Tomás empezó a soñar que volaba a los seis años, una noche en
que la sudestada azotaba las ventanas con celosías de madera. En el
sueño volaba lejos de casa, de los gritos de mamá y de las broncas
de papá. Se lo llevaba el viento del sudeste como si pesara lo que
una pluma.
Esa mañana despertó con una felicidad que le llenaba el cuerpo.
Así empezó.
Siguió soñando que volaba, pero como ya no había tormenta y a
veces ni siquiera viento, el vuelo de Tomás era lento y bajo, casi
al ras del suelo. Avanzaba como si nadara estilo rana y el aire fuera
agua. Podía sentirlo fluir sobre su piel. Se despertaba agitado por
el esfuerzo, pero contento: volar era maravilloso.
Al comienzo del año siguiente, Tomás empezó a usar los huecos
en el cuaderno para dibujarse volando.
Una de esas noches, empezó a volar un poco más alto. Ahora lo
hacía a la altura de los techos de las casas. Si estiraba el cuello,
podía ver el final de la calle, en la avenida costanera y después
el mar, verde y largo como una regla.
Los sueños continuaban.
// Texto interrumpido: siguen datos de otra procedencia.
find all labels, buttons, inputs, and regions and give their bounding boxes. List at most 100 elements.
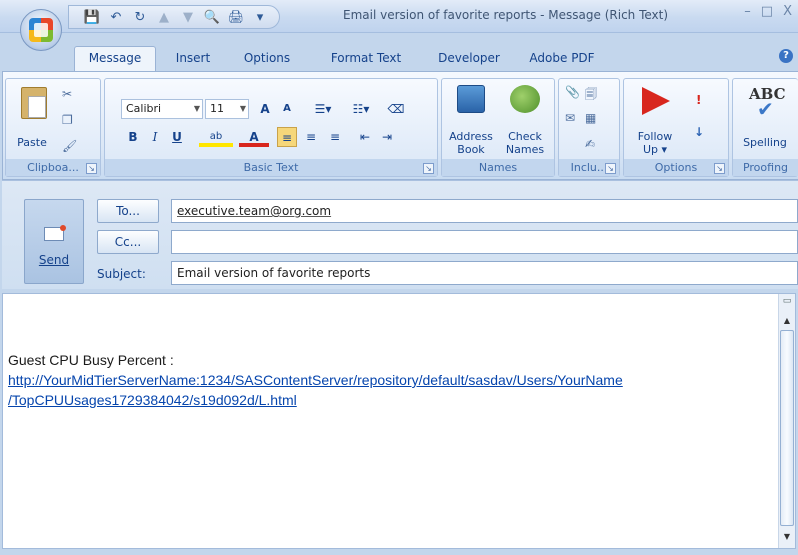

Era una cuestión de voluntad: Tomás
quería soñar que volaba.
Después empezó a dibujarse con alas y la maestra la llamó. Y
bueno.
Pero volvamos atrás otra vez por un momento.
Los dibujos de Tomás volando, perdían fuerza. Podía darse
cuenta porque cada noche volaba más bajo. Pronto pudo sentir la
vereda raspándole la panza.
Entonces una tarde se le ocurrió lo de las alas, cuando la
maestra les contaba la historia de un griego que se pegó unas alas
con cera a la espalda. Tomás no había prestado atención al nombre
del griego, pero, súbitamente interesado interrumpió para
preguntar: “¿voló?”.
La maestra dijo que sí. “Pero se acercó mucho al sol y la cera
que usó para pegarse las alas a la espalda se derritió, así que se
cayó y se mató”.
-Claro- le dijo entonces Tomás. -¿cómo no se iba a caer si eran
alas falsas?
Después de la famosa paliza, aguantó un mes sin dibujar.
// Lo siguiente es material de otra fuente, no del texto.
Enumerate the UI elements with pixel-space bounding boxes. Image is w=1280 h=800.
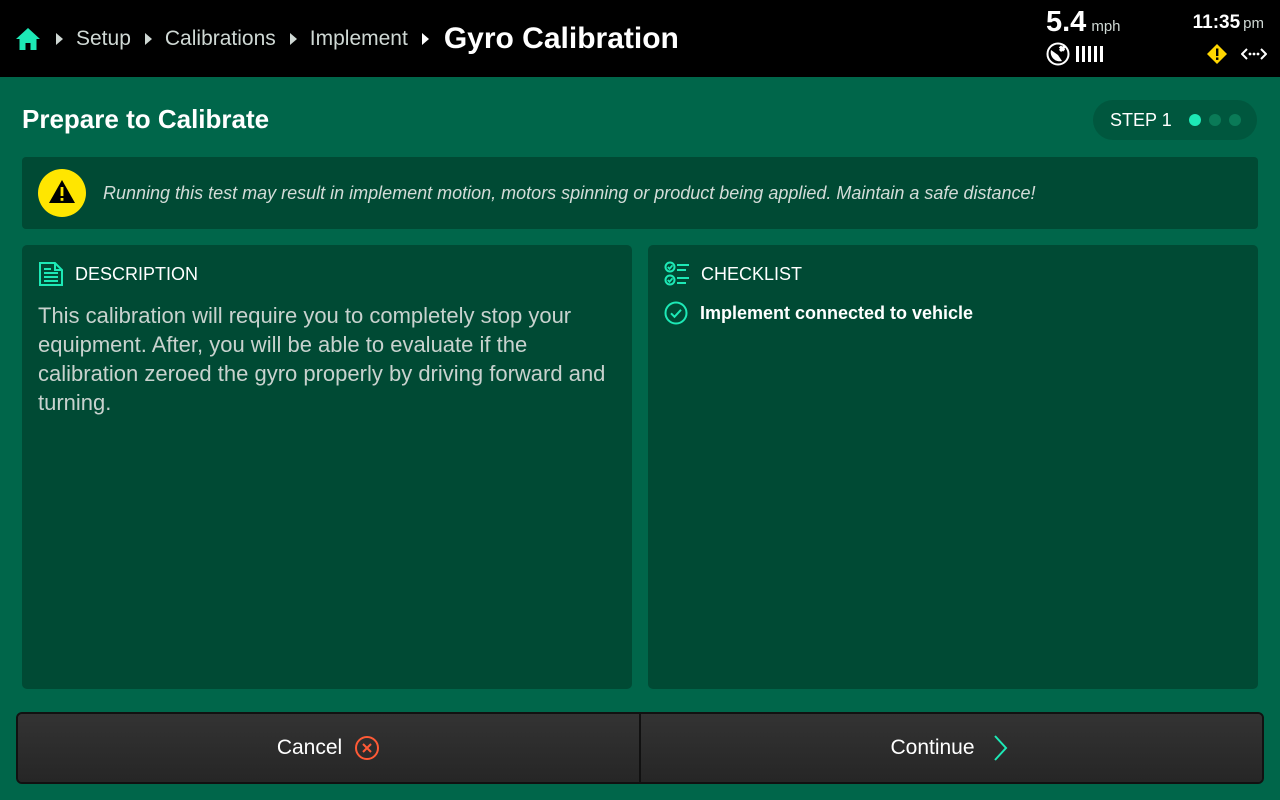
check-circle-icon xyxy=(664,301,688,325)
checklist-heading: CHECKLIST xyxy=(701,263,803,284)
step-dots xyxy=(1188,114,1241,126)
chevron-right-icon xyxy=(421,32,430,45)
step-label: STEP 1 xyxy=(1110,109,1172,130)
clock-time: 11:35 xyxy=(1192,12,1241,33)
breadcrumb-current: Gyro Calibration xyxy=(443,21,679,55)
warning-text: Running this test may result in implemen… xyxy=(103,182,1036,203)
checklist-panel: CHECKLIST Implement connected to vehicle xyxy=(648,245,1258,689)
breadcrumb: Setup Calibrations Implement Gyro Calibr… xyxy=(0,0,679,77)
top-bar: Setup Calibrations Implement Gyro Calibr… xyxy=(0,0,1280,77)
page-title: Prepare to Calibrate xyxy=(22,104,270,134)
step-dot-3 xyxy=(1228,114,1241,126)
chevron-right-icon xyxy=(56,32,64,45)
speed-value: 5.4 xyxy=(1046,6,1087,38)
checklist-item: Implement connected to vehicle xyxy=(664,301,973,325)
connection-arrows-icon[interactable] xyxy=(1240,46,1268,62)
description-body: This calibration will require you to com… xyxy=(38,303,606,415)
chevron-right-icon xyxy=(144,32,153,45)
close-circle-icon xyxy=(354,735,380,761)
step-dot-2 xyxy=(1208,114,1221,126)
speed-readout: 5.4 mph xyxy=(1046,6,1121,39)
cancel-button[interactable]: Cancel xyxy=(18,714,639,782)
breadcrumb-item-implement[interactable]: Implement xyxy=(310,27,408,51)
chevron-right-icon xyxy=(289,32,298,45)
step-indicator: STEP 1 xyxy=(1093,100,1257,140)
gps-icon[interactable] xyxy=(1046,42,1070,66)
home-icon[interactable] xyxy=(14,25,42,53)
checklist-header: CHECKLIST xyxy=(664,261,802,287)
breadcrumb-item-setup[interactable]: Setup xyxy=(76,27,131,51)
continue-button[interactable]: Continue xyxy=(639,714,1262,782)
description-panel: DESCRIPTION This calibration will requir… xyxy=(22,245,632,689)
checklist-item-label: Implement connected to vehicle xyxy=(700,302,974,323)
chevron-right-icon xyxy=(987,735,1013,761)
checklist-icon xyxy=(664,261,690,287)
clock-ampm: pm xyxy=(1243,15,1264,32)
status-area: 5.4 mph 11:35 pm xyxy=(1030,0,1280,77)
description-header: DESCRIPTION xyxy=(38,261,198,287)
breadcrumb-item-calibrations[interactable]: Calibrations xyxy=(165,27,276,51)
description-heading: DESCRIPTION xyxy=(75,263,199,284)
step-dot-1 xyxy=(1188,114,1201,126)
clock: 11:35 pm xyxy=(1193,12,1264,34)
document-icon xyxy=(38,261,64,287)
speed-unit: mph xyxy=(1091,18,1121,35)
cancel-label: Cancel xyxy=(276,736,343,759)
continue-label: Continue xyxy=(890,736,975,759)
warning-banner: Running this test may result in implemen… xyxy=(22,157,1258,229)
warning-triangle-icon xyxy=(38,169,86,217)
footer-actions: Cancel Continue xyxy=(16,712,1264,784)
signal-bars-icon xyxy=(1076,46,1106,62)
warning-diamond-icon[interactable] xyxy=(1206,43,1228,65)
Durante ese lapso, entendió que volver a hacerlo en el cuaderno
del colegio sería volver a repetir la historia y de paso, la paliza.
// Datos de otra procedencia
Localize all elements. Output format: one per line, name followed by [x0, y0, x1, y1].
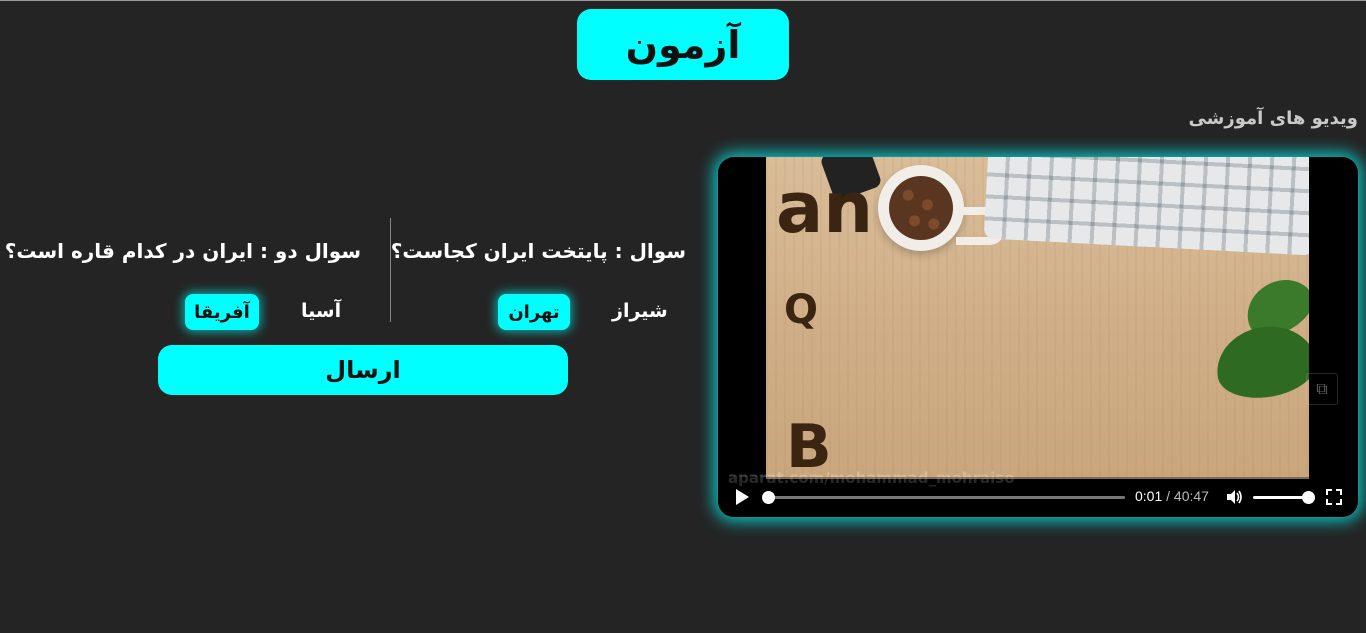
top-border: [0, 0, 1366, 1]
time-display: 0:01 / 40:47: [1135, 488, 1209, 504]
video-controls: 0:01 / 40:47: [718, 477, 1358, 517]
volume-knob[interactable]: [1302, 491, 1315, 504]
submit-button[interactable]: ارسال: [158, 345, 568, 395]
question-2-option-asia[interactable]: آسیا: [301, 300, 341, 322]
progress-bar[interactable]: [762, 491, 1125, 504]
volume-icon[interactable]: [1225, 488, 1243, 506]
fullscreen-icon[interactable]: [1325, 488, 1343, 506]
question-1-option-shiraz[interactable]: شیراز: [612, 300, 668, 322]
page-title: آزمون: [577, 9, 789, 80]
volume-slider[interactable]: [1253, 491, 1315, 504]
question-divider: [390, 218, 391, 322]
play-icon[interactable]: [736, 489, 749, 505]
question-2-option-africa[interactable]: آفریقا: [185, 294, 259, 330]
video-player[interactable]: an Q B aparat.com/mohammad_mohraiso ⧉ 0:…: [718, 157, 1358, 517]
current-time: 0:01: [1135, 488, 1163, 504]
progress-knob[interactable]: [762, 491, 776, 504]
coffee-cup-image: [878, 165, 964, 251]
question-1-text: سوال : پایتخت ایران کجاست؟: [390, 239, 686, 263]
section-label-videos: ویدیو های آموزشی: [1188, 108, 1358, 129]
video-frame[interactable]: an Q B: [766, 157, 1309, 479]
keyboard-image: [983, 157, 1309, 256]
duration: 40:47: [1173, 488, 1209, 504]
picture-in-picture-icon[interactable]: ⧉: [1306, 373, 1338, 405]
question-1-option-tehran[interactable]: تهران: [498, 294, 570, 330]
question-2-text: سوال دو : ایران در کدام قاره است؟: [4, 239, 361, 263]
animated-letters: an: [776, 167, 874, 249]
Una tarde, Tomás encontró un tesoro tirado: era un cuaderno de
contabilidad usado a medias en el basural. Era grueso, de tapas
negras y duras y hojas de un papel amarillento. Lo escondió bajo la
cama. Allí pudo dibujar con total libertad. Como nunca antes.
Y volvió a soñar.
Y esos sueños fueron cada vez más reales.
Entonces, volviendo al presente, decía que Tomás salió
corriendo hacia la playa cuando avisaron a los vecinos por radio que
se prepararan para una sudestada histórica. Sabía que era su
momento. No dudó.
Los primeros vientos se le arremolinaron entre las piernas y le
revolucionaron los pelos de la cabeza cuando llegaba a la costanera.
Era viento fuerte, frío. El cielo estaba bajo y amenazante. El mar,
hinchado como un sapo verde. Cruzó la cinta de asfalto a la carrera
y saltó al médano ya con la lluvia cayendo con ferocidad.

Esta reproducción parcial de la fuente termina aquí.